“My life has been full of terrible misfortunes most of which never happened.” The French Renaissance writer, Michel de Montaigne wrote or spoke that, I’m not sure which.
Nabokov published a book entitled Transparent Things, in which he illustrates the difficulties of life and love, its demands perhaps and the reality of a future. “Perhaps if the future existed, concretely and individually, as something that could be discerned by a better brain, the past would not be so seductive…..”

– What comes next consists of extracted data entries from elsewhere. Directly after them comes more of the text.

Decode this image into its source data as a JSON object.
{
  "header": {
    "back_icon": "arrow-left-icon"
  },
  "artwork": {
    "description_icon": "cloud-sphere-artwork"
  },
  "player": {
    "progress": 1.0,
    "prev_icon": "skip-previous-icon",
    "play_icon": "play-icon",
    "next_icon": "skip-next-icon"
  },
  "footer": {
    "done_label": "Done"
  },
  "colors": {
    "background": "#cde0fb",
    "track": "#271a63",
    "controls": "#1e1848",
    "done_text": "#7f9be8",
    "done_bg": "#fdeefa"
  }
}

Robert Musil’s The Man Without Qualities intoxicates us with Ulrich, the main character’s perplexing lack of characteristics, his acute disposition, fluxuations between enhanced or diminished faith, his recklessness at other times intellectual ideas which are nothing short of mind strangling.
His book reminds me of an ‘I care for all as I care for nobody’ type of leaking mentality.
I wake on a Saturday morning, the sun like a single bell in my ears, wondering if everybody wakes to find no details inspiring, dumbfounded to discover the world is a shallow mirror we all stumble into endlessly.
Of course, there is the mechanics of the soul, incandescent in its spiritual shell. If mute despair is a way of life what is soul? And if a soul is there, why does it migrate into darkness with its tail between its legs?
I wake. Inhale the geography of my day. Grace and beauty be damned. I’m awake. Kiss the black lips of humanity, carry the economy on my back, walk over splintered glass to my destination, irony intact.
I soft-step through mental stereotypes, grow intoxicated when love tries to implicate itself into my heart, which I thought I’d erased, reborn as a rare expression.
What did Musil and Nabakov know the rest of us, blindly bumping into mirrors, do not? How is it Rilke could speak to God and Thoreau could find all the affection a man could ever need in a pond? What is it that makes you like a house lit up?
I write you letters. My words tumbling onto the page, I speak to you privately, anonymously, without dread or intent, incessantly expounding.
You’ve changed me.
I wake, share your morning sky, sun wheeling across it. My dreams like pedestrians, trembling with curiosity.
Written from the inner church of my heart, wordy and sometimes unexpected, even by me, nevertheless, these letters are meant to salvage what I can from a life that to some is nothing but “an empty howl singing with grief“.
I look forward with immense feeling to your arrival out west. Its happening is filled with moments I can’t wait to embrace for to witness your devotion to your life’s work as you settle into your 67th year by every means, breaks my heart and separates my soul from all its human activities. Soul is, though often subtle and sometimes indistinguishable from thought-y emotion, as evident and existent to me when you’re nearby as a coarse wind or the sensation of solid ground beneath my feet.
I can’t wait.
The sun now is higher, stuffing its light into everyone’s pockets. I borrow its energy, pull the lint from my head and crawl out of bed. I adore you. I’m awake.